Mike Diamond, another error expert and author of Coin World’s Collectors’ Clearinghouse column, agrees on the way the error occurred, writing after viewing photos of the coin: “Clearly the coin represents a planchet that was fed on top of a previously-struck coin that was itself struck normally. Given the considerable expansion seen in the top coin, it’s likely both coins were then struck out-of-collar.”

Diamond adds, “I can’t say for certain that there was more than one strike involved. However, what appears to be a semi-circular 'strike line’ in the obverse slide zone halfway between the peripheral letters and the upturned edge of the coin may indicate the presence of a second strike."

Diamond disagrees with one description of the coin.

“By itself, the presence of cupping is not a reliable indicator of a die cap or multiple strikes. It’s normal in the course of a single strike for the periphery of a coin to curl toward the hammer die when it’s struck on top of another coin or planchet, especially when both coins are struck out-of-collar.
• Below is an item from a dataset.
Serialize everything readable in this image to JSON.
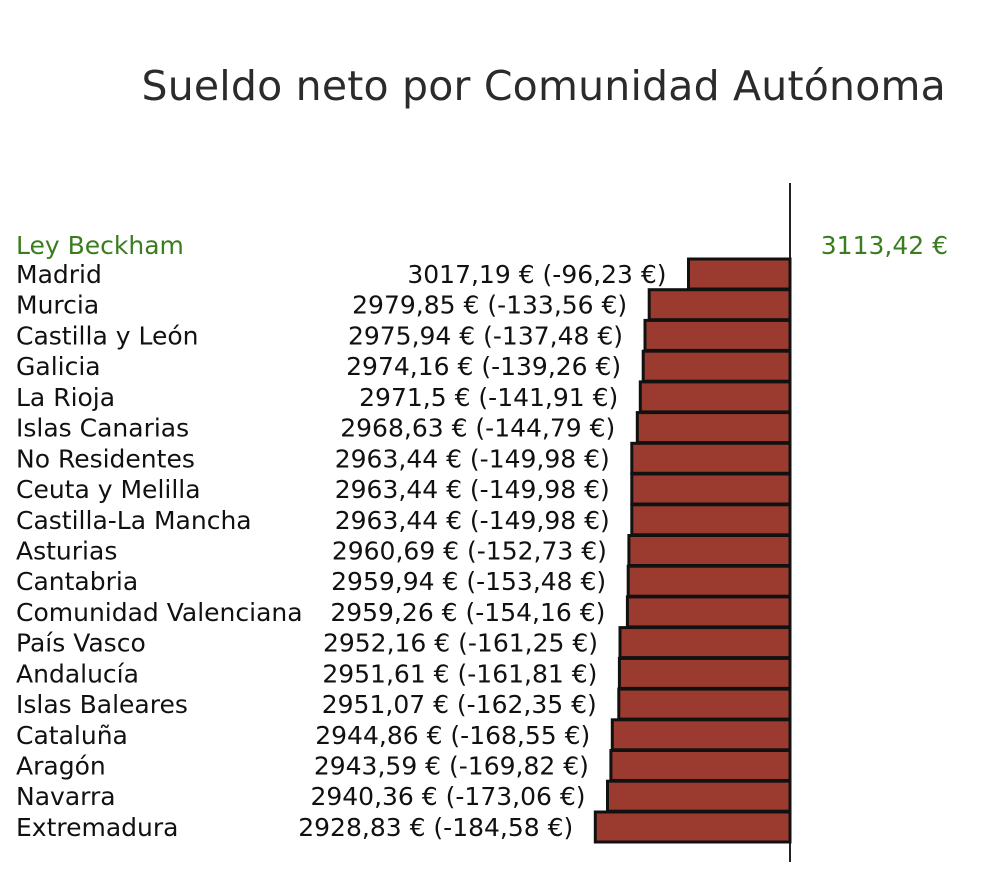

“I see no evidence that this coin ever functioned as a die cap. In other words, I see no evidence that a fresh planchet was fed beneath the brockage generated by the first strike. If that had been the case, then the central design would be much more expanded, distorted, and indistinct. Instead, the bust of LIBERTY is still sharply defined and only slightly more expanded than the peripheral letters. This is to be expected, as the center of the design remained beneath the hammer die throughout the downstroke and received the full force of the strike.  Peripheral elements 'squirted out’ from beneath the hammer die during the downstroke and didn't receive the full impact.

“There’ one other reason I’m skeptical about the die cap diagnosis,” Diamond added.  “If the brockaged coin — already cupped from the first strike — had struck another planchet, you might expect to see a more sharply defined transition between the wall and the floor.  But what you see is a smooth transition from the upturned portion of reverse face to the horizontal portion.

“If I were describing the coin, I’d opt for a more conservative interpretation: a cupped broadstrike with a full, centered, first-strike brockage of the obverse design on the reverse face,” Diamond said.

Diamond adds, “It’s certainly an eye-catching error.”